Ce mois-ci, la galerie Quartier Libre accueille la première exposition de l’illustrateur et dessinateur de bande dessinée Jules Stromboni. Une exposition de sculptures sur bois qu’il partage avec le photographe Yves Verbiese.
Dessinant depuis son plus jeune âge, il est formé à la célèbre école des Gobelins à Paris. De cette façon, il a aussi travaillé aussi dans l’animation et a notamment participé à l’illustration du film Persépolis de Marjane Satrapi. En 2008, il signe dans la maison d’édition Casterman où il publie des bandes dessinées dont Mazzeru, son roman graphique. En parallèle, il part en tournée avec son concert spectacle dessiné « Black Boy » qui rend hommage au roman de Richard Wright. C’est en devenant papa que Jules Stromboni a décidé d’ajouter une corde à son arc en se lançant dans la sculpture.
Pour lui, c’est un moyen de réaliser un « rêve d’enfant », se reconnectant alors à son mentor de toujours Michel-Ange. « J’ai appris en faisant », explique-t-il car il n’avait jamais vraiment sculpté avant. Basé à Salles-la-Source, muni de sa tronçonneuse et de sa gouge, il fait naître les premiers modèles (présents sur l’exposition).

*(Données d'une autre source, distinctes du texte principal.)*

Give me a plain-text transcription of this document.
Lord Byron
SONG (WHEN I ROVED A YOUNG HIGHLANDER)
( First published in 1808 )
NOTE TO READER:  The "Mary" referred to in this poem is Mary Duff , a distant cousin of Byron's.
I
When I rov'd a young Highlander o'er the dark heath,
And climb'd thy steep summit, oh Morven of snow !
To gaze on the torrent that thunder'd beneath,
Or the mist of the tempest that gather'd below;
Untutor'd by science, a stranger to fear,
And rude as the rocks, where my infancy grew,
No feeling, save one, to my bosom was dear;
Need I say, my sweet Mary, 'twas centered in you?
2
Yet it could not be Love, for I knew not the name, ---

Cette exposition se veut être une réflexion autour de l’être humain qui brûle son biotope. « C’est un constat sur la période de l’anthropocène », explique-t-il. Le but est aussi d’essayer de comprendre comment un dualisme entre la nature et l’homme s’est installé alors que « l’homme est la nature ».
Une exposition fascinante à retrouver jusqu’au 31 mars du mercredi au samedi de 15 heures à 20 heures, à la galerie Quartier Libre, 5 rue Bonald.